His first lawsuit involved a husband and a wife who delivered a baby without an ASL interpreter present. Since then, he’s filed other lawsuits on behalf of deaf patients.

“It’s a systemic problem,” he said. “It’s not just one client, it’s not just one deaf person. It is happening up and down Utah state.”

He said he’d like for the issues to be settled without lawsuits, but that sometimes it’s the only way to show that there’s a problem.

“Legally, there hasn’t been a clear answer as to what a hospital’s obligations are,” Allebest said.

A live, in-person ASL interpreter, he said, is the gold standard. But hospitals have been sold on the idea that VRI would be the magic bullet. Since the introduction of the technology, he said hospitals have been less willing to bring in in-person interpreters.

“We live in an age where we are fascinated with technology and there are always these upgrades,” he said. “But sometimes the old-fashioned way is the best way.”

Smith would like to see hospitals use live interpreters in emergency situations and to provide ASL interpreters for the deaf family members and caretakers of hearing patients.
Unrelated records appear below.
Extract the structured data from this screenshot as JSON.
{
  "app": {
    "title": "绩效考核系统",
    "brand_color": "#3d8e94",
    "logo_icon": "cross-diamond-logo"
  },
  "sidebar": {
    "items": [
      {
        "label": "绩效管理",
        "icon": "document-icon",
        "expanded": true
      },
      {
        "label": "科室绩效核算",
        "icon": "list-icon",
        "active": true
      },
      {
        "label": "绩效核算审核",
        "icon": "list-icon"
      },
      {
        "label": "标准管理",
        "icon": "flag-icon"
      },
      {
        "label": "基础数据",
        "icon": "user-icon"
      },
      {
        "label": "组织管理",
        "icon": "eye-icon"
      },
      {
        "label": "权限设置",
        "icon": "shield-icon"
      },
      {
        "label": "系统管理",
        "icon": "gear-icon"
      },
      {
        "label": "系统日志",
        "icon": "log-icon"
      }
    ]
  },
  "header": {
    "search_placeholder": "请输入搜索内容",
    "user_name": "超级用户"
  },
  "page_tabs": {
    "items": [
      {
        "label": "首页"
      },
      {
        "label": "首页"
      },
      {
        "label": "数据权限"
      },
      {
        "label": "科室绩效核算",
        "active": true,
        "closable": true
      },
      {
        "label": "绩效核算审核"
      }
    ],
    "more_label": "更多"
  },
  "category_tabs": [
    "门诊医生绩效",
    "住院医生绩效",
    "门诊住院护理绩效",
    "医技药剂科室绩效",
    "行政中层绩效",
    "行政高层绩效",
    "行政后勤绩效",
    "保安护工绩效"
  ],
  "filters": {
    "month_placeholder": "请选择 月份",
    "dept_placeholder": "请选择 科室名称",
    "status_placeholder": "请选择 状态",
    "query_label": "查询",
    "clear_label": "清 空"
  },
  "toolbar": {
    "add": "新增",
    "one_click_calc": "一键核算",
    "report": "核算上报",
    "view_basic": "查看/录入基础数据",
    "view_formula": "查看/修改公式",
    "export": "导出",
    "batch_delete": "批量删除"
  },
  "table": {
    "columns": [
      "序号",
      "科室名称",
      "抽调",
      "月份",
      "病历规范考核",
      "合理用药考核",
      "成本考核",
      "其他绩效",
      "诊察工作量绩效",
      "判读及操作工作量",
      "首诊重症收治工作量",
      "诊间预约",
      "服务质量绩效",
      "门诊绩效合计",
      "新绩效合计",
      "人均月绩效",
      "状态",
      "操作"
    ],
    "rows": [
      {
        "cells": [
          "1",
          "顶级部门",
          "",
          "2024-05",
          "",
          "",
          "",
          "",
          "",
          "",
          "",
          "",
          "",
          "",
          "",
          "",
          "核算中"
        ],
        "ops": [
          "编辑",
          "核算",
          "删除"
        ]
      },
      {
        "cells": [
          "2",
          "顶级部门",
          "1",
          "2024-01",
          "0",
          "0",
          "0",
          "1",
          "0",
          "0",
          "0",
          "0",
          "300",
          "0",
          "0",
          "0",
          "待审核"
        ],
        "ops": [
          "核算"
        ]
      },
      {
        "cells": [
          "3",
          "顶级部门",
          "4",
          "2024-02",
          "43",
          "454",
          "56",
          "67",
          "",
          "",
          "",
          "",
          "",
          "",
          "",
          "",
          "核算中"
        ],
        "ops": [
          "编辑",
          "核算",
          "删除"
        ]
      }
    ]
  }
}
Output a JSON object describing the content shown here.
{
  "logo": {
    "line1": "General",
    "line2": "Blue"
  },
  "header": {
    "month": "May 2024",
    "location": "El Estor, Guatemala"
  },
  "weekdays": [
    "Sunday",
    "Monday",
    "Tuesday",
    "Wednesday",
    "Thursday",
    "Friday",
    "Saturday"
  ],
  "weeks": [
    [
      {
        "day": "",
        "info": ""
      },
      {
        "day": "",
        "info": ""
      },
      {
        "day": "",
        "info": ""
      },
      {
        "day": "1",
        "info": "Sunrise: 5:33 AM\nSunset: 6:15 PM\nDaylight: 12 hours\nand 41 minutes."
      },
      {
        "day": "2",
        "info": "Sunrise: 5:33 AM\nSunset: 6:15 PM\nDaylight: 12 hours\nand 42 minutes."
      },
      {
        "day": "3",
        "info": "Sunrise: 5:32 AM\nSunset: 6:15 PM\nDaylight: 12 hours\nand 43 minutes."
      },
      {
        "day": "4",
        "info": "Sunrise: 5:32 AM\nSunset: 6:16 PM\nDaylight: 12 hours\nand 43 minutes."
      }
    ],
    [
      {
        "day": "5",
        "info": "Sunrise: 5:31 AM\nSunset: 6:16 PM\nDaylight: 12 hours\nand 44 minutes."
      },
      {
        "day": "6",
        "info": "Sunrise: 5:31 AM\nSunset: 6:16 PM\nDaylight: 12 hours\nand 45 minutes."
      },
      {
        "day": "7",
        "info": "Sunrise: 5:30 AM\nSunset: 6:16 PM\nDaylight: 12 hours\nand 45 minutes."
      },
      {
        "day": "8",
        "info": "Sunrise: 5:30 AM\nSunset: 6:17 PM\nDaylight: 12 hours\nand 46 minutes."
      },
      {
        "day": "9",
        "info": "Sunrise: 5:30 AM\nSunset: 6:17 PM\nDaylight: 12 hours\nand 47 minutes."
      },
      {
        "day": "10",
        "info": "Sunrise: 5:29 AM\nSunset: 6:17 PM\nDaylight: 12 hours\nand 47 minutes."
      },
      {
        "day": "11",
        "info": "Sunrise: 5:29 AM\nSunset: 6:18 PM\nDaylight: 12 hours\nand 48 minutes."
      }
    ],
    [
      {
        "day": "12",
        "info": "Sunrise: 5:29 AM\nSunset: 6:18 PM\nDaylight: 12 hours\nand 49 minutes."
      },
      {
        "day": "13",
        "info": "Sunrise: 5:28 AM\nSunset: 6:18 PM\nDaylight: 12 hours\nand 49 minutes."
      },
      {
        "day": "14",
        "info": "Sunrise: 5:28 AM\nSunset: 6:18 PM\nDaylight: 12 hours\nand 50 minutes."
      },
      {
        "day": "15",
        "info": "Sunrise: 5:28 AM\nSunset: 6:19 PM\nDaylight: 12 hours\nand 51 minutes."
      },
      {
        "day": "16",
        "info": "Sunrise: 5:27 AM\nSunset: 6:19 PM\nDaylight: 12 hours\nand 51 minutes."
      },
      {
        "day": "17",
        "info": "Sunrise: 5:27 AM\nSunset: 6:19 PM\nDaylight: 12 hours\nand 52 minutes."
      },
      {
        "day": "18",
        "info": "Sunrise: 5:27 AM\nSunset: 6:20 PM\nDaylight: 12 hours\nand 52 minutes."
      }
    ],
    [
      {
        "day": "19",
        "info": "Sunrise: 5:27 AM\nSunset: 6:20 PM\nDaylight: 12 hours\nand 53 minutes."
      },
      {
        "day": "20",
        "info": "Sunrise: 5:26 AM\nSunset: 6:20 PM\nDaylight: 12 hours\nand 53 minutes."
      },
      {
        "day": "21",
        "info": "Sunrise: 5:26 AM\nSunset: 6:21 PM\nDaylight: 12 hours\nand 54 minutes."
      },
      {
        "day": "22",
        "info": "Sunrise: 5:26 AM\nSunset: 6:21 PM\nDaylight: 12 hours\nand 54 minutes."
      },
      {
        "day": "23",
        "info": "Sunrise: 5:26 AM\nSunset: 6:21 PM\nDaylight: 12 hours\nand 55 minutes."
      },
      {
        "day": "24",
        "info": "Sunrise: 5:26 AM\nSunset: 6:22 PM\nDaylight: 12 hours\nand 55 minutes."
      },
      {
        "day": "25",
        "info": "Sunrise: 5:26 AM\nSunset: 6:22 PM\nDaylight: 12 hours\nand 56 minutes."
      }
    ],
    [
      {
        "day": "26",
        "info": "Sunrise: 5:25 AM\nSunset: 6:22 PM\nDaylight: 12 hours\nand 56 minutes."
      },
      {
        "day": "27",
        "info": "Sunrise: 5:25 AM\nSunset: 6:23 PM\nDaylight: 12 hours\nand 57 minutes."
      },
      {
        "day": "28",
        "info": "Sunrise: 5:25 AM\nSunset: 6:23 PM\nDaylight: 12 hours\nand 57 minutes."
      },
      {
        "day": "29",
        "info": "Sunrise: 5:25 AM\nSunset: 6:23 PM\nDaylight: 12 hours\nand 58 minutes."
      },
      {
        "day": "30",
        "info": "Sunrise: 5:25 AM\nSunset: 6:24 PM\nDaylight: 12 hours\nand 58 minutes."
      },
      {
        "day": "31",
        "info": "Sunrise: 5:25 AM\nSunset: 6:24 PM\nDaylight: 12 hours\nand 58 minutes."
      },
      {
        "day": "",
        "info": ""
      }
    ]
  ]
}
She wants hospitals to reach out to the Utah Association of the Deaf to create partnerships and learn about communication and cultural differences.

In the time since Utah Deaf Hospital Rights has launched, she’s gotten messages from deaf patients who are at hospitals and are not being provided with an interpreter.

“I just want to make sure that everyone knows that we are not second-class citizens,” Smith said. “We are real people that have all of the skills in life except for the ability to hear.”